Pretrained Resnet101 nondeterministic across epochs

I’m getting different values out of the pretrained Resnet across epochs. This is how I’m initialising the CNN,

self.cnn = models.resnet101(pretrained=True)
self.trimmed_cnn = nn.Sequential(*list(self.cnn.children())[:-2])  # take off the FC and mean pool layers
for param in self.trimmed_cnn.parameters():
    param.requires_grad = False

When I evaluate img_features = self.trimmed_cnn(img) on epoch 1 of training, it’s different than when I do the same evaluation on epoch 3. I’ve made sure the input img is the same in both cases. I know that convolution layers on GPU are non-deterministic, but the output I’m getting is significantly different.

For example,

On epoch 1, if I evaluate img_features = self.trimmed_cnn(img) twice, they give the same result. This makes me think that somehow the weights of the CNN are being modified despite setting param.requires_grad = False?

Did you set the model to eval mode (model.eval())?
Usually the pre-trained models are in training mode after loading.
You can check this with model.training, which is a bool value.

Maybe some layers like BatchNorm have been updated?
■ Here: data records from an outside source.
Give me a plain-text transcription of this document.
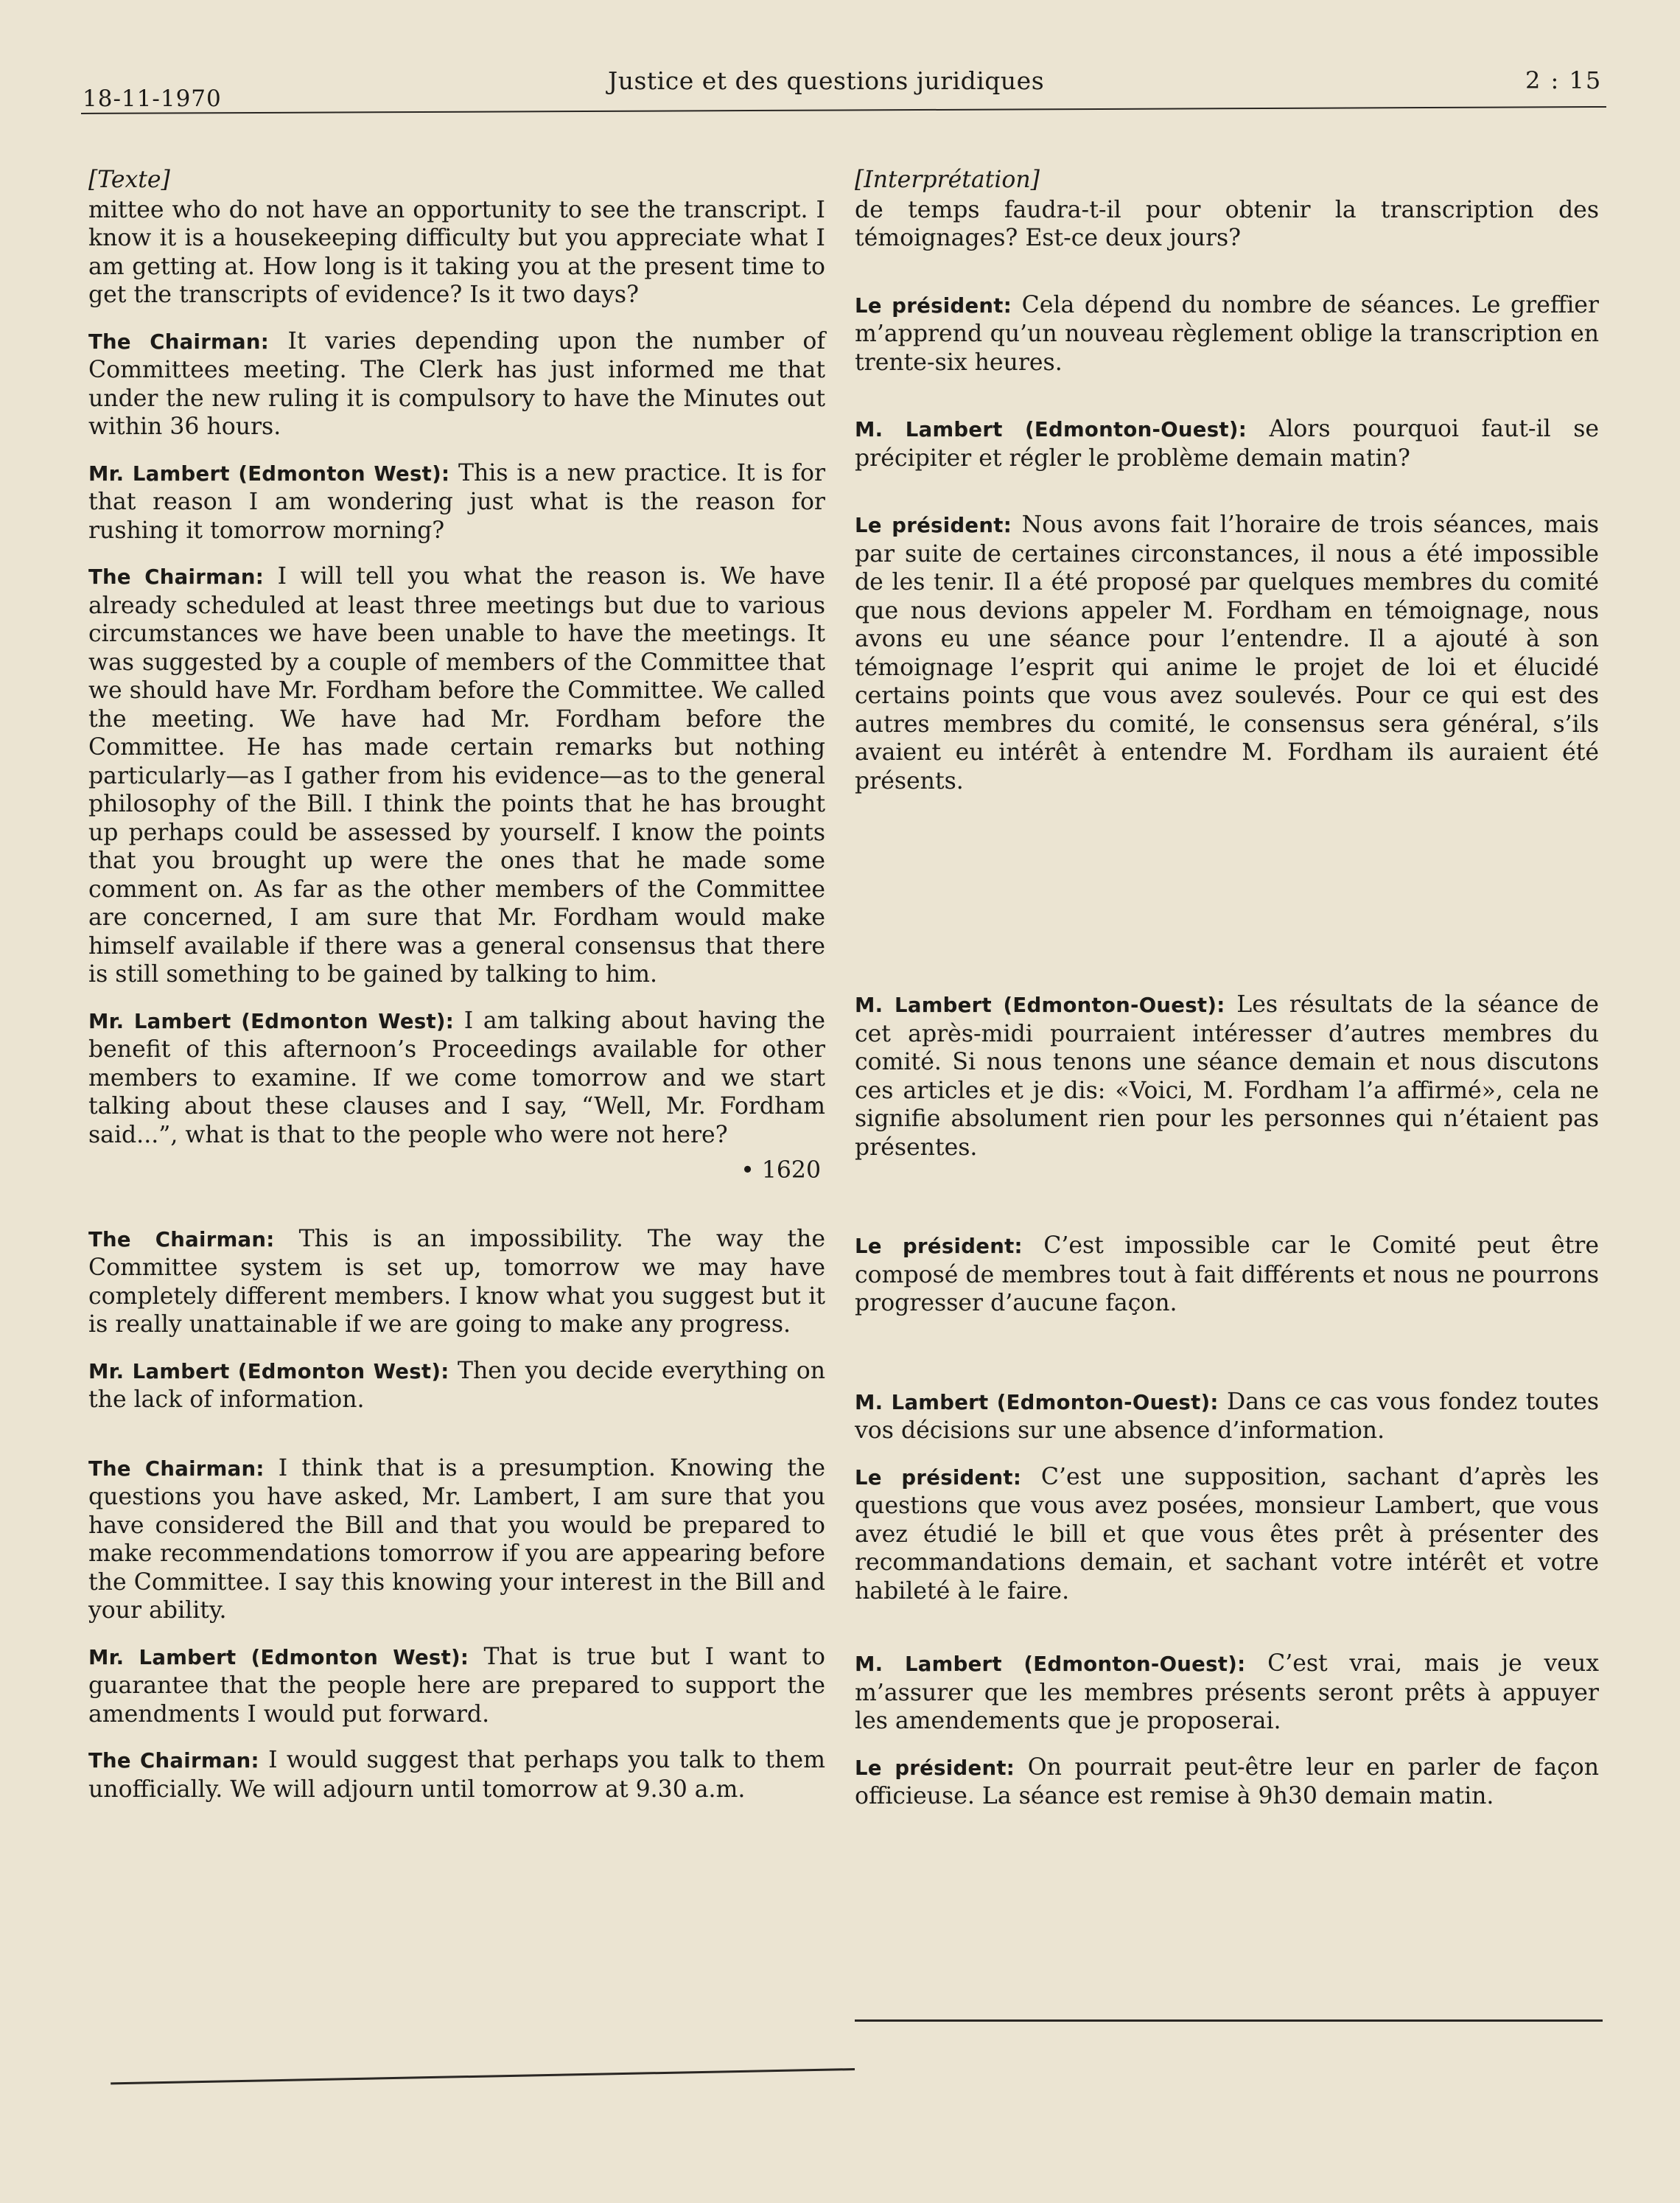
18-11-1970
Justice et des questions juridiques	2 : 15
[Texte]

mittee who do not have an opportunity to see the transcript. I know it is a housekeeping difficulty but you appreciate what I am getting at. How long is it taking you at the present time to get the transcripts of evidence? Is it two days?

The Chairman: It varies depending upon the number of Committees meeting. The Clerk has just informed me that under the new ruling it is compulsory to have the Minutes out within 36 hours.

Mr. Lambert (Edmonton West): This is a new practice. It is for that reason I am wondering just what is the reason for rushing it tomorrow morning?

The Chairman: I will tell you what the reason is. We have already scheduled at least three meetings but due to various circumstances we have been unable to have the meetings. It was suggested by a couple of members of the Committee that we should have Mr. Fordham before the Committee. We called the meeting. We have had Mr. Fordham before the Committee. He has made certain remarks but nothing particularly—as I gather from his evidence—as to the general philosophy of the Bill. I think the points that he has brought up perhaps could be assessed by yourself. I know the points that you brought up were the ones that he made some comment on. As far as the other members of the Committee are concerned, I am sure that Mr. Fordham would make himself available if there was a general consensus that there is still something to be gained by talking to him.

Mr. Lambert (Edmonton West): I am talking about having the benefit of this afternoon’s Proceedings available for other members to examine. If we come tomorrow and we start talking about these clauses and I say, “Well, Mr. Fordham said...”, what is that to the people who were not here?

• 1620

The Chairman: This is an impossibility. The way the Committee system is set up, tomorrow we may have completely different members. I know what you suggest but it is really unattainable if we are going to make any progress.

Mr. Lambert (Edmonton West): Then you decide everything on the lack of information.

The Chairman: I think that is a presumption. Knowing the questions you have asked, Mr. Lambert, I am sure that you have considered the Bill and that you would be prepared to make recommendations tomorrow if you are appearing before the Committee. I say this knowing your interest in the Bill and your ability.

Mr. Lambert (Edmonton West): That is true but I want to guarantee that the people here are prepared to support the amendments I would put forward.

The Chairman: I would suggest that perhaps you talk to them unofficially. We will adjourn until tomorrow at 9.30 a.m.

[Interprétation]

de temps faudra-t-il pour obtenir la transcription des témoignages? Est-ce deux jours?

Le président: Cela dépend du nombre de séances. Le greffier m’apprend qu’un nouveau règlement oblige la transcription en trente-six heures.

M. Lambert (Edmonton-Ouest): Alors pourquoi faut-il se précipiter et régler le problème demain matin?

Le président: Nous avons fait l’horaire de trois séances, mais par suite de certaines circonstances, il nous a été impossible de les tenir. Il a été proposé par quelques membres du comité que nous devions appeler M. Fordham en témoignage, nous avons eu une séance pour l’entendre. Il a ajouté à son témoignage l’esprit qui anime le projet de loi et élucidé certains points que vous avez soulevés. Pour ce qui est des autres membres du comité, le consensus sera général, s’ils avaient eu intérêt à entendre M. Fordham ils auraient été présents.

M. Lambert (Edmonton-Ouest): Les résultats de la séance de cet après-midi pourraient intéresser d’autres membres du comité. Si nous tenons une séance demain et nous discutons ces articles et je dis: «Voici, M. Fordham l’a affirmé», cela ne signifie absolument rien pour les personnes qui n’étaient pas présentes.

Le président: C’est impossible car le Comité peut être composé de membres tout à fait différents et nous ne pourrons progresser d’aucune façon.

M. Lambert (Edmonton-Ouest): Dans ce cas vous fondez toutes vos décisions sur une absence d’information.

Le président: C’est une supposition, sachant d’après les questions que vous avez posées, monsieur Lambert, que vous avez étudié le bill et que vous êtes prêt à présenter des recommandations demain, et sachant votre intérêt et votre habileté à le faire.

M. Lambert (Edmonton-Ouest): C’est vrai, mais je veux m’assurer que les membres présents seront prêts à appuyer les amendements que je proposerai.

Le président: On pourrait peut-être leur en parler de façon officieuse. La séance est remise à 9h30 demain matin.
@ptrblck your solution solved it …

Although I had to manually set trimmed_cnn to eval() after every evaluation since calling self.net.train() is recursive and sets trimmed_cnn to train mode.

    self.net.eval()

    # do evaluation ...

    self.net.train()
    self.net.trimmed_cnn.eval()  # this line is required... or the problem persist

Isn’t it weird BatchNorm layers are being updated if I’ve set requires_grad = False for all the layers?

Glad you solved it! :slight_smile:

Well, the weigths and bias are not updated (gamma and beta in the paper), but the running mean and variance.
These do not require gradients but only samples. :wink:

That makes sense thanks! Although it’s a bit strange I didn’t come across anyone mentioning this problem on other forum posts. Seems important if you want to work with a frozen, pretrained CNN.

We DO want to keep the running mean and variances frozen after initialisation right? i.e. this is the correct way to use a pretrain Resnet? They should be set to desirable values from the Resnet’s pretraining?